W. Bahr el Ghazal's children demand stop to recruitment of child soldiers

A group of pupils held a discussion about child soldiers with SSPDF, SPLA-IO, and UNMISS officials in Wau. (Photo: Radio Tamazuj)
A group of pupils held a discussion about child soldiers with SSPDF, SPLA-IO, and UNMISS officials in Wau. (Photo: Radio Tamazuj)

A cross-section of school-going teenagers in Western Bahr el Ghazal State have urged the leadership of the army, education ministry, and UN agencies to work toward ending the recruitment of children into military and armed groups as child soldiers.

Speaking during a roundtable discussion organized by the United Nations Mission in South Sudan’s (UNMISS) Child Protection Department in Wau on Monday, the children warned that the use of child soldiers is a grave violation of their right to education and should be abolished.

Deng Akech, one of the students who participated in the discussion, asked the UN, SSPDF, and the SPLA-IO about their plans to discharge child soldiers.

“My question is to the government, the army, SPLA-IO, and UNMISS. Children were forcefully recruited and armed during the conflict by the warring parties. What mechanism is the government and UNMISS using to disarm such children,” Akech asked. Secondly, how far have UNMISS and UNICEF gone with the action plan to locate child soldiers and reunite them with parents?”

“My third question is to the government; how will the recruitment of child soldiers stop when parties to the agreement are yet to complete the security arrangements?” Akech questioned.

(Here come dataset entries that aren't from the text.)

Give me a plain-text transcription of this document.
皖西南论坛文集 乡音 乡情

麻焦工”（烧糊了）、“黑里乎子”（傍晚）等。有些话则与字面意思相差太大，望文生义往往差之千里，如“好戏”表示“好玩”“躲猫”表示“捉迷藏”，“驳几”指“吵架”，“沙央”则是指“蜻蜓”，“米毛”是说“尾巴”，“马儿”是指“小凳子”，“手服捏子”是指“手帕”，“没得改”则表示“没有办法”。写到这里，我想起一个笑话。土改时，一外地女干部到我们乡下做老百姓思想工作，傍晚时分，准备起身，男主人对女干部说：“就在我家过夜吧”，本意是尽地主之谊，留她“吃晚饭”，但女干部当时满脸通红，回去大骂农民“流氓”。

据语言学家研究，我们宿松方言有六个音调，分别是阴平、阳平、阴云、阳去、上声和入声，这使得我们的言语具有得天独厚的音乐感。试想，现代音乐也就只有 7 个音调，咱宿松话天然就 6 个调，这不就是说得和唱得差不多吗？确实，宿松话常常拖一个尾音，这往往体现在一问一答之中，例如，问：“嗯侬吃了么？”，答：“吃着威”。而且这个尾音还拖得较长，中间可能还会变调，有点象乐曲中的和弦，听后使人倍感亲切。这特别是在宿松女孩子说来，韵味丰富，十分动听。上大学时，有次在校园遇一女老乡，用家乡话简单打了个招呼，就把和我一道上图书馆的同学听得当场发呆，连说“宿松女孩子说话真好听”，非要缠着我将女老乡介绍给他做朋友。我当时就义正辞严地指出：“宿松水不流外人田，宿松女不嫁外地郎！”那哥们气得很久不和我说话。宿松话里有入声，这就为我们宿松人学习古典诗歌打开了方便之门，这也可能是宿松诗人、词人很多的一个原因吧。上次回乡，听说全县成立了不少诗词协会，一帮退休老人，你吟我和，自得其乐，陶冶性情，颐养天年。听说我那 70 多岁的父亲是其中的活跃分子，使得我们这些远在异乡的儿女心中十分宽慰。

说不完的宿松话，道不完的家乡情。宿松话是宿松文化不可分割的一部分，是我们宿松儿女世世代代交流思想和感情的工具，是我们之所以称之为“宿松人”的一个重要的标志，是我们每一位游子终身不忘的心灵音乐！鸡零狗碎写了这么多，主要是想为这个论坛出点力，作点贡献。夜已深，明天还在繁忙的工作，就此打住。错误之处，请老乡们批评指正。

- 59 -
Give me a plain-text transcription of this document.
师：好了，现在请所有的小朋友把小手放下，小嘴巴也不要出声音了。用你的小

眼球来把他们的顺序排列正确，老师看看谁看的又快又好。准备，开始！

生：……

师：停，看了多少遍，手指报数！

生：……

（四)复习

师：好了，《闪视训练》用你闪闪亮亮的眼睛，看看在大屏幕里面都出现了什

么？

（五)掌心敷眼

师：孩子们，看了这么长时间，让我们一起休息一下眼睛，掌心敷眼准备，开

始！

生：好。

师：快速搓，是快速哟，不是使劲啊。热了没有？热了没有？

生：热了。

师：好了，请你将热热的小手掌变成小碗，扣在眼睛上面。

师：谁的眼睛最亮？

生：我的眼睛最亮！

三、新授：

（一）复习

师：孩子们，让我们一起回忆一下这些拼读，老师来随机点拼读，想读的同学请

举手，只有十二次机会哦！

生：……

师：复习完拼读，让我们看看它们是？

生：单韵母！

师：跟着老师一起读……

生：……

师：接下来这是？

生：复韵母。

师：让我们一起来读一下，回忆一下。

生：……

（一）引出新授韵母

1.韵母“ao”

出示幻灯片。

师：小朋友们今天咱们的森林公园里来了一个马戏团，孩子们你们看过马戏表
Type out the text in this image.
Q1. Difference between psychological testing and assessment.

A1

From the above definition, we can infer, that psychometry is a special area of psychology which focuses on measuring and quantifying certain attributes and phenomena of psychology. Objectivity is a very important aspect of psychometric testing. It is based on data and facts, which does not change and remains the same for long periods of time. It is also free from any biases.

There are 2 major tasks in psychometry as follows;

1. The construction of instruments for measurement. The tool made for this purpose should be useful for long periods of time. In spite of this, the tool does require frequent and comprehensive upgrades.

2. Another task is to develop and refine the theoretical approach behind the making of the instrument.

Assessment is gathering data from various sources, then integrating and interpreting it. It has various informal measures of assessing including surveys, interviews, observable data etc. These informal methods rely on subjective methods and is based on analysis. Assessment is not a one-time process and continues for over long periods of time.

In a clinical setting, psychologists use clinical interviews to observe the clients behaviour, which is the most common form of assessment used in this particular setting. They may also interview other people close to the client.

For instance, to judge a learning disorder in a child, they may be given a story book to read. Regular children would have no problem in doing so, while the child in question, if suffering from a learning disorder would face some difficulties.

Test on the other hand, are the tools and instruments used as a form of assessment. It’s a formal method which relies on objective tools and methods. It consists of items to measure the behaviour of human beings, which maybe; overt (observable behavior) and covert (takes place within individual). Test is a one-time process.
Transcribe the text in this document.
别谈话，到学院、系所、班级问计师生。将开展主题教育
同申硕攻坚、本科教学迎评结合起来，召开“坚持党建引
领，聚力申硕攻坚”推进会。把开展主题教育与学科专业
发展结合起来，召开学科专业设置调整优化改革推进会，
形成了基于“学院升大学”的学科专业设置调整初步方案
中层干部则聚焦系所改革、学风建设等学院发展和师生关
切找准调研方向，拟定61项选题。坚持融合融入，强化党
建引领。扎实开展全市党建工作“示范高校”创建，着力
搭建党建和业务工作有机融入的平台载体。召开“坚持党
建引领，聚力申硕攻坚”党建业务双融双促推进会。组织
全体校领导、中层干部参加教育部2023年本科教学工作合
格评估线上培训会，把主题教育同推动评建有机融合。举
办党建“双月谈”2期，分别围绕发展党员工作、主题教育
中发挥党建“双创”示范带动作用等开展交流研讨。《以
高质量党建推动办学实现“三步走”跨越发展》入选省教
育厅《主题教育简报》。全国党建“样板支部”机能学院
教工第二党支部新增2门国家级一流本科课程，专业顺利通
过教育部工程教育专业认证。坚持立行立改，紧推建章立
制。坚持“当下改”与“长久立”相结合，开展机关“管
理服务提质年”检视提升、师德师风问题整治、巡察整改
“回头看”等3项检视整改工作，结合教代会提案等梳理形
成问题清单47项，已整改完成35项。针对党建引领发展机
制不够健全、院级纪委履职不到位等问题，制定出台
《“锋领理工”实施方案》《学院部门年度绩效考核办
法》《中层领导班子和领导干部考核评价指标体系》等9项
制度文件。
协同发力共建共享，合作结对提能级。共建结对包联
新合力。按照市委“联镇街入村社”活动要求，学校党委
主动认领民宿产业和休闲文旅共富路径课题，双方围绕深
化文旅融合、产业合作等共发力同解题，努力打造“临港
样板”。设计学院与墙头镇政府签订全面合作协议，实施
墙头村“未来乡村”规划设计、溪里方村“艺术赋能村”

Another discussant said the army and armed groups often deny the use of child soldiers.

“Since you people say there are no children in military or armed opposition groups but these children have guns and uniforms. Where do they get them if you do not recruit them?” he probed.

Meanwhile, another pupil, Julian Gibril, was curious to know if the government has sought help from the UN and civil society organizations in dealing with the issue of child soldiers.

“How is the government engaging the international partners, UN agencies, and civil society organizations to ensure the release of all children from the army?” queried Gibril.

Bakita Orasio asked” “What education services are available for children who have been subjected to grave violations in South Sudan?”

Responding to the question by the authorities, the SSPDF and SPLA-IO commanders in Western Bahr el Ghazal St denied any new recruitment of children into their respective forces.

SPLA-IO’s Sector 6 Commander, Major General Peter Ngoli, said they assembled their forces at the cantonment site and had no single child among them.

“Three years ago we assembled our forces at the cantonment area and a screening committee came from Juba and found no single child soldier among our forces,” he said. “If there were children, they would have been detected. We do not have children except those children with us in the rural areas but they are not part of the army.”

For his part, the SSPDF’s Fifth Infantry Division commander, Major General Dau Atur, said the army also stopped new recruitments and denied using child soldiers.

“As SSPDF, we did not recruit children from 2003 and we do not even accept children to walk into our barracks unless they come with their mother and or father,” he emphasized.

Western Bahr el Ghazal State Minister for Education and General Instruction Simon Athuai Akot said the role of government is now to provide learning for former child soldiers who are out of school.

“The role of the government is to ensure that children who were in the armed forces are taken back to school,” he explained. “We know the difficulties and we integrated a system in the ministry of education, the accelerated learning program, for those who want to go back to school.”

Minister Athuai added: “This is especially for those who missed their chance of education as a result of being child soldiers.”

The minister also assured the children about the ongoing USIAD program to build the capacity of young people in different skills.

UNMISS’ field coordinator in the state, Sam Mamure, said the Mission has a child protection department whose work is to prevent the recruitment of child soldiers and protect children from all forms of violations.

“This meeting is being organized under the child protection unit and its mandate in UNMISS is to work toward prevention of child recruitment and stop other violations,” he enlightened. “Their role is to monitor, engage, and build the capacity of institutions, especially the organized forces, to ensure that they all committed toward respecting the rights of children and not recruit them, not occupy their schools, not target them in combat and other aspects.